Por Alyssa Miranda
Infelizmente, tem gente que normaliza o sofrimento de alguém doente, como se fosse necessário sofrer para estar doente. Pacientes em quimioterapia, por exemplo, procuram prontos-socorros por sintomas secundários ao tratamento — que são esperados ou frequentes para aquela condição. E ouvem: “Você está com câncer, é assim mesmo.”
Buscamos a cura tão intensamente que esquecemos de observar o básico. Normalizamos o sofrimento do outro em busca de entregar a quantidade total de ciclos de tratamento a qualquer custo.
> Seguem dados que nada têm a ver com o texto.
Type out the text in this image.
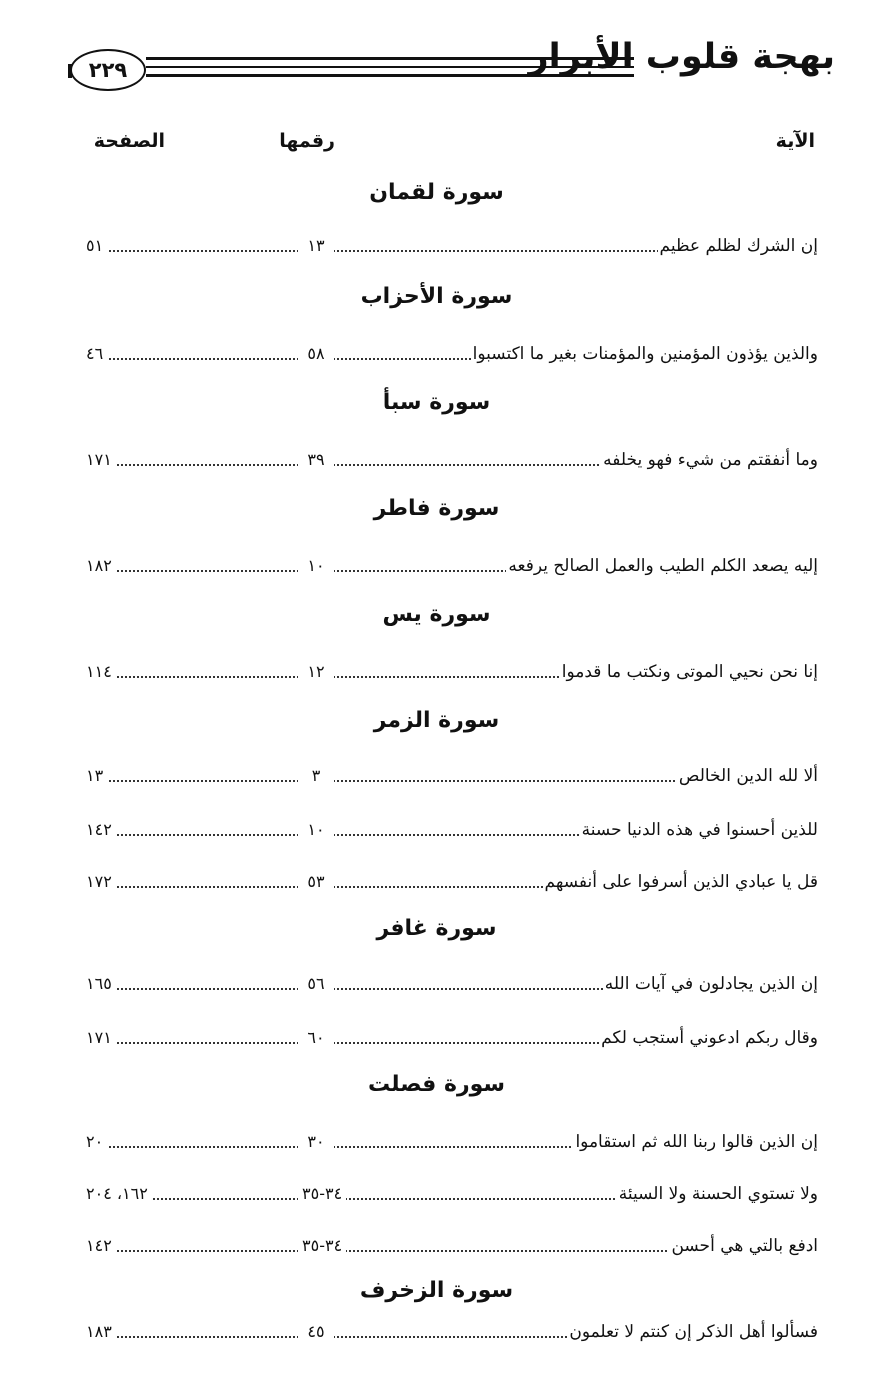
٢٢٩	بهجة قلوب الأبرار
الآية
رقمها
الصفحة
سورة لقمان
إن الشرك لظلم عظيم
١٣
٥١
سورة الأحزاب
والذين يؤذون المؤمنين والمؤمنات بغير ما اكتسبوا
٥٨
٤٦
سورة سبأ
وما أنفقتم من شيء فهو يخلفه
٣٩
١٧١
سورة فاطر
إليه يصعد الكلم الطيب والعمل الصالح يرفعه
١٠
١٨٢
سورة يس
إنا نحن نحيي الموتى ونكتب ما قدموا
١٢
١١٤
سورة الزمر
ألا لله الدين الخالص
٣
١٣
للذين أحسنوا في هذه الدنيا حسنة
١٠
١٤٢
قل يا عبادي الذين أسرفوا على أنفسهم
٥٣
١٧٢
سورة غافر
إن الذين يجادلون في آيات الله
٥٦
١٦٥
وقال ربكم ادعوني أستجب لكم
٦٠
١٧١
سورة فصلت
إن الذين قالوا ربنا الله ثم استقاموا
٣٠
٢٠
ولا تستوي الحسنة ولا السيئة
٣٤-٣٥
١٦٢، ٢٠٤
ادفع بالتي هي أحسن
٣٤-٣٥
١٤٢
سورة الزخرف
فسألوا أهل الذكر إن كنتم لا تعلمون
٤٥
١٨٣
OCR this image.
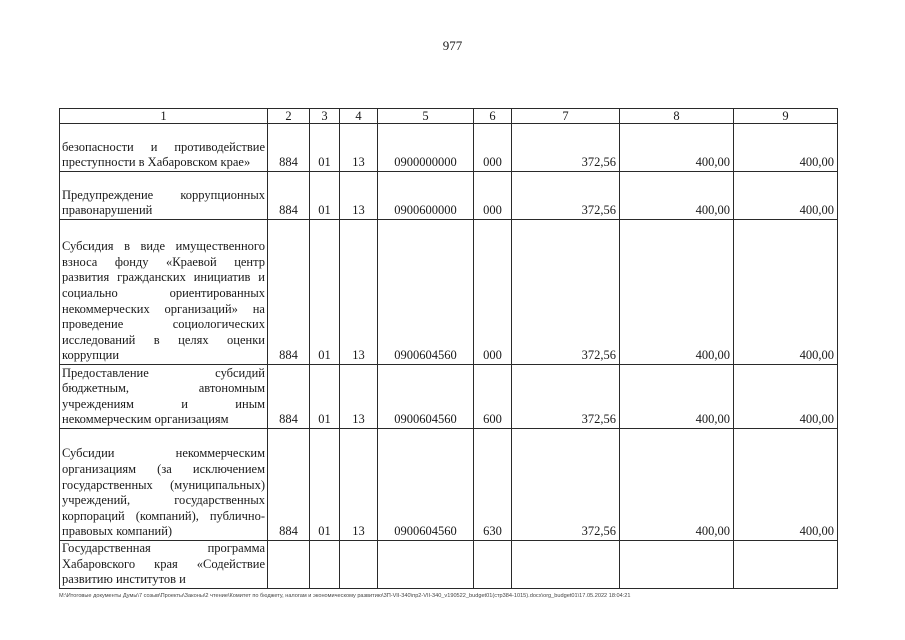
977
1	2	3	4	5	6	7	8	9
безопасности и противодействие преступности в Хабаровском крае»	884	01	13	0900000000	000	372,56	400,00	400,00
Предупреждение коррупционных правонарушений	884	01	13	0900600000	000	372,56	400,00	400,00
Субсидия в виде имущественного взноса фонду «Краевой центр развития гражданских инициатив и социально ориентированных некоммерческих организаций» на проведение социологических исследований в целях оценки коррупции	884	01	13	0900604560	000	372,56	400,00	400,00
Предоставление субсидий бюджетным, автономным учреждениям и иным некоммерческим организациям	884	01	13	0900604560	600	372,56	400,00	400,00
Субсидии некоммерческим организациям (за исключением государственных (муниципальных) учреждений, государственных корпораций (компаний), публично-правовых компаний)	884	01	13	0900604560	630	372,56	400,00	400,00
Государственная программа Хабаровского края «Содействие развитию институтов и								
М:\Итоговые документы Думы\7 созыв\Проекты\Законы\2 чтение\Комитет по бюджету, налогам и экономическому развитию\3П-VII-340\пр2-VII-340_v190522_budget01(стр384-1015).docx\org_budget01\17.05.2022 18:04:21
Queremos manter o paciente “vivo”, banalizando seus sintomas, sem perceber que nos afeiçoamos, dessa forma, à doença e não ao doente.
Como dizia Ana Michelle Soares, jornalista, escritora e paciente em cuidados paliativos por muitos anos: “Todos deveriam receber cuidados paliativos para terem suas dores muito bem gerenciadas.” Quando se trata do sofrer de uma pessoa, apenas a Medicina não é suficiente.
Todo médico lida com o sofrimento físico. O diagnóstico de câncer é por si só um sofrimento e, com ele, somam-se outras angústias. Mas o que é o sofrimento? Quando se pensa nesse sentimento, logo o associamos à dor.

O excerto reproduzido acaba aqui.